Discovery documents show that in 1991, when the club was 50 years old, the district asked the U.S. Fish and Wildlife Service and U.S. Environmental Protection Agency to investigate to determine if the lead shot on the property is a problem. Those two federal agencies subsequently advised that the "lead should not be a concern."

Then in 1999, despite what the feds told them, the district filed the lawsuit so they could take the rest of the property from the club.

You do a disservice to your readers when you allow your own political bias to get in the way of seeking out and reporting facts.

Sen. Smith, in assisting the NRA with SB-1156, will stop anti-gun individuals "embedded" in government agencies from filing lawsuits to shut down ranges.

It will stop government agencies from forcefully taking ranges under eminent domain, then suing them to remove all projectiles from the land. It will stop government agencies from using the bottomless pit of taxpayer's dollars to sue gun ranges and force them into bankruptcy.

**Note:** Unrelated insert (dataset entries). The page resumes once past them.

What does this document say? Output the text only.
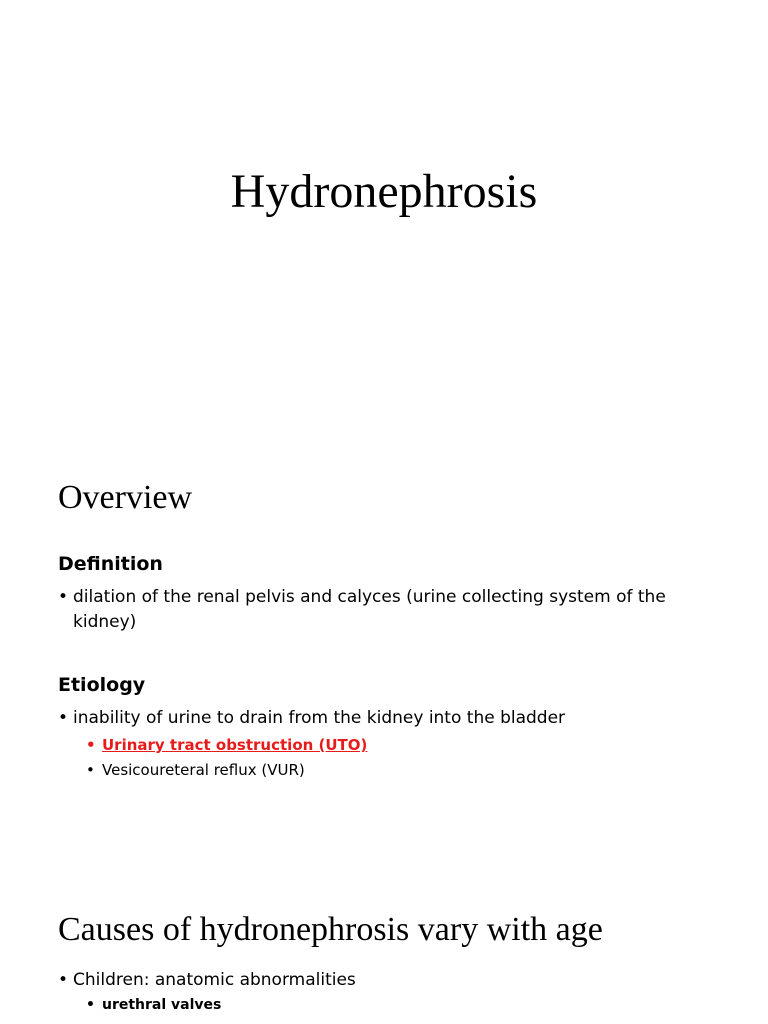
Hydronephrosis
Overview
Definition

• dilation of the renal pelvis and calyces (urine collecting system of the kidney)

Etiology

• inability of urine to drain from the kidney into the bladder

• Urinary tract obstruction (UTO)

• Vesicoureteral reflux (VUR)

Causes of hydronephrosis vary with age

• Children: anatomic abnormalities

• urethral valves
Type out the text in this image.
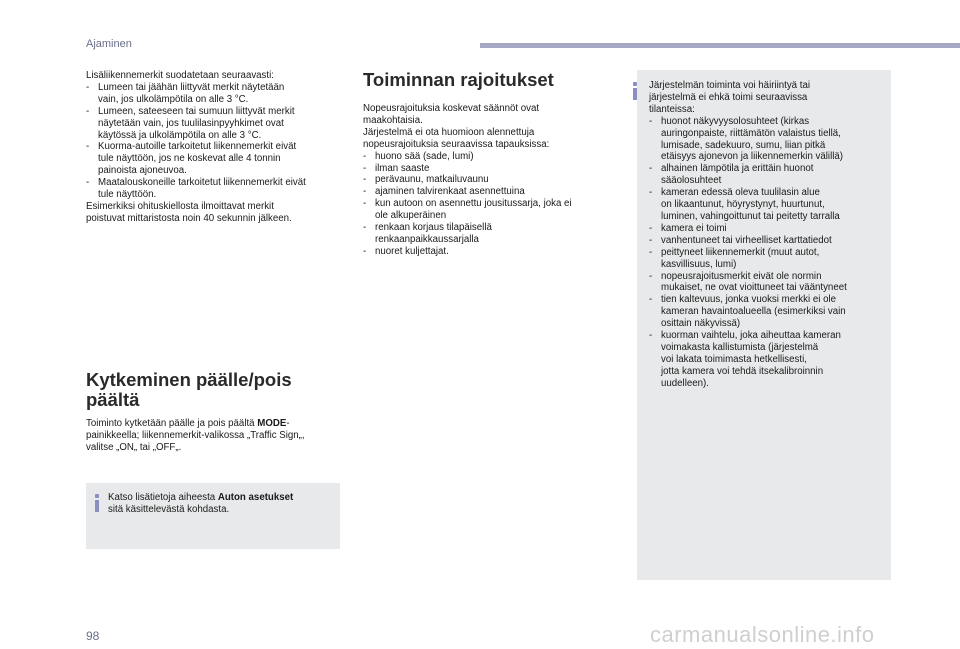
Ajaminen
Lisäliikennemerkit suodatetaan seuraavasti:
- Lumeen tai jäähän liittyvät merkit näytetään
vain, jos ulkolämpötila on alle 3 °C.
- Lumeen, sateeseen tai sumuun liittyvät merkit
näytetään vain, jos tuulilasinpyyhkimet ovat
käytössä ja ulkolämpötila on alle 3 °C.
- Kuorma-autoille tarkoitetut liikennemerkit eivät
tule näyttöön, jos ne koskevat alle 4 tonnin
painoista ajoneuvoa.
- Maatalouskoneille tarkoitetut liikennemerkit eivät
tule näyttöön.
Esimerkiksi ohituskiellosta ilmoittavat merkit
poistuvat mittaristosta noin 40 sekunnin jälkeen.
Kytkeminen päälle/pois
päältä
Toiminto kytketään päälle ja pois päältä MODE-
painikkeella; liikennemerkit-valikossa „Traffic Sign„,
valitse „ON„ tai „OFF„.
Katso lisätietoja aiheesta Auton asetukset
sitä käsittelevästä kohdasta.
Toiminnan rajoitukset
Nopeusrajoituksia koskevat säännöt ovat
maakohtaisia.
Järjestelmä ei ota huomioon alennettuja
nopeusrajoituksia seuraavissa tapauksissa:
- huono sää (sade, lumi)
- ilman saaste
- perävaunu, matkailuvaunu
- ajaminen talvirenkaat asennettuina
- kun autoon on asennettu jousitussarja, joka ei
ole alkuperäinen
- renkaan korjaus tilapäisellä
renkaanpaikkaussarjalla
- nuoret kuljettajat.
Järjestelmän toiminta voi häiriintyä tai
järjestelmä ei ehkä toimi seuraavissa
tilanteissa:
- huonot näkyvyysolosuhteet (kirkas
auringonpaiste, riittämätön valaistus tiellä,
lumisade, sadekuuro, sumu, liian pitkä
etäisyys ajonevon ja liikennemerkin välillä)
- alhainen lämpötila ja erittäin huonot
sääolosuhteet
- kameran edessä oleva tuulilasin alue
on likaantunut, höyrystynyt, huurtunut,
luminen, vahingoittunut tai peitetty tarralla
- kamera ei toimi
- vanhentuneet tai virheelliset karttatiedot
- peittyneet liikennemerkit (muut autot,
kasvillisuus, lumi)
- nopeusrajoitusmerkit eivät ole normin
mukaiset, ne ovat vioittuneet tai vääntyneet
- tien kaltevuus, jonka vuoksi merkki ei ole
kameran havaintoalueella (esimerkiksi vain
osittain näkyvissä)
- kuorman vaihtelu, joka aiheuttaa kameran
voimakasta kallistumista (järjestelmä
voi lakata toimimasta hetkellisesti,
jotta kamera voi tehdä itsekalibroinnin
uudelleen).
98	carmanualsonline.info
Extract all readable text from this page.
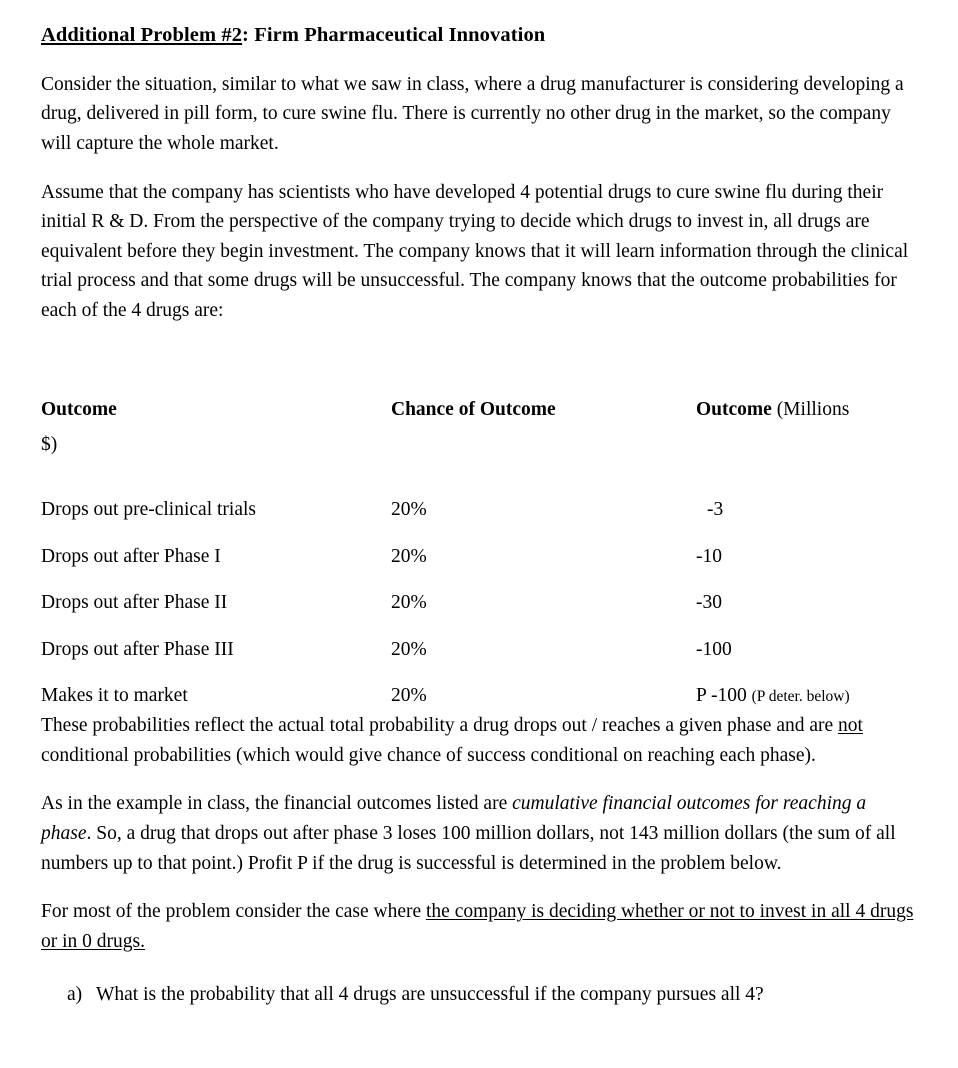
Additional Problem #2: Firm Pharmaceutical Innovation

Consider the situation, similar to what we saw in class, where a drug manufacturer is considering developing a drug, delivered in pill form, to cure swine flu. There is currently no other drug in the market, so the company will capture the whole market.

Assume that the company has scientists who have developed 4 potential drugs to cure swine flu during their initial R & D. From the perspective of the company trying to decide which drugs to invest in, all drugs are equivalent before they begin investment. The company knows that it will learn information through the clinical trial process and that some drugs will be unsuccessful. The company knows that the outcome probabilities for each of the 4 drugs are:

Outcome	Chance of Outcome	Outcome (Millions
$)
Drops out pre-clinical trials	20%	-3
Drops out after Phase I	20%	-10
Drops out after Phase II	20%	-30
Drops out after Phase III	20%	-100
Makes it to market	20%	P -100 (P deter. below)

These probabilities reflect the actual total probability a drug drops out / reaches a given phase and are not conditional probabilities (which would give chance of success conditional on reaching each phase).

As in the example in class, the financial outcomes listed are cumulative financial outcomes for reaching a phase. So, a drug that drops out after phase 3 loses 100 million dollars, not 143 million dollars (the sum of all numbers up to that point.) Profit P if the drug is successful is determined in the problem below.

For most of the problem consider the case where the company is deciding whether or not to invest in all 4 drugs or in 0 drugs.

a) What is the probability that all 4 drugs are unsuccessful if the company pursues all 4?
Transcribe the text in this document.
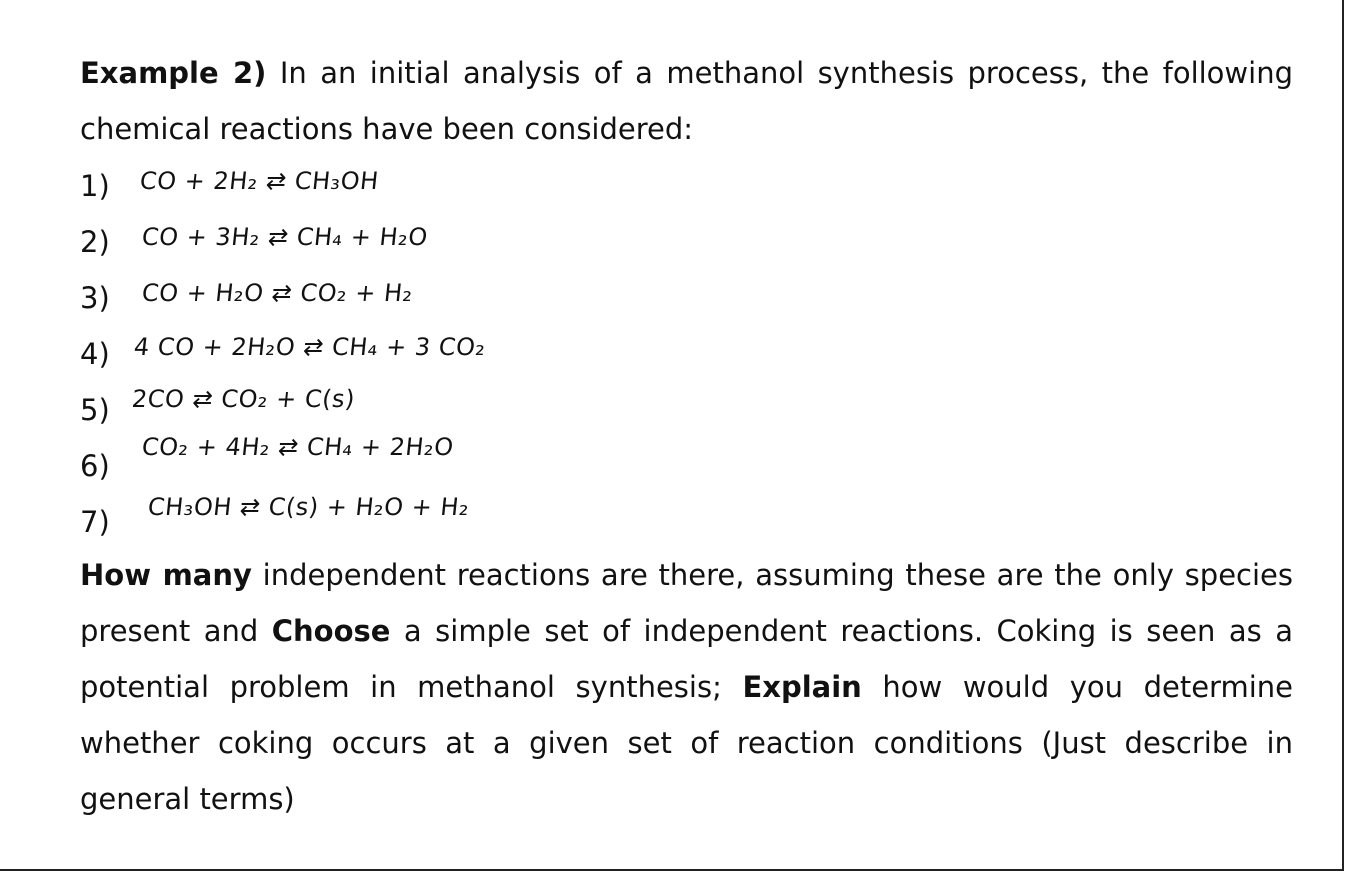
Example 2) In an initial analysis of a methanol synthesis process, the following chemical reactions have been considered:

1) CO + 2H₂ ⇄ CH₃OH
2) CO + 3H₂ ⇄ CH₄ + H₂O
3) CO + H₂O ⇄ CO₂ + H₂
4) 4 CO + 2H₂O ⇄ CH₄ + 3 CO₂
5) 2CO ⇄ CO₂ + C(s)
6)
CO₂ + 4H₂ ⇄ CH₄ + 2H₂O
7) CH₃OH ⇄ C(s) + H₂O + H₂

How many independent reactions are there, assuming these are the only species present and Choose a simple set of independent reactions. Coking is seen as a potential problem in methanol synthesis; Explain how would you determine whether coking occurs at a given set of reaction conditions (Just describe in general terms)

It is in the public interest that firearm owners have a place to shoot and practice gun safety and a place to train to provide the mandated documentation the state requires for licenses to carry concealed firearms and state-mandated hunter safety training for hunting licenses.

Over the past 80 years of range operations, projectiles have accumulated in the environment at many ranges, but despite so-called studies by anti-gun environmentalists, many believe there is no indisputable or incontrovertible evidence that projectile accumulation at shooting ranges poses a threat to the environment or to human health.

Ronald J. Shema is president of Gainesville Target Range Inc.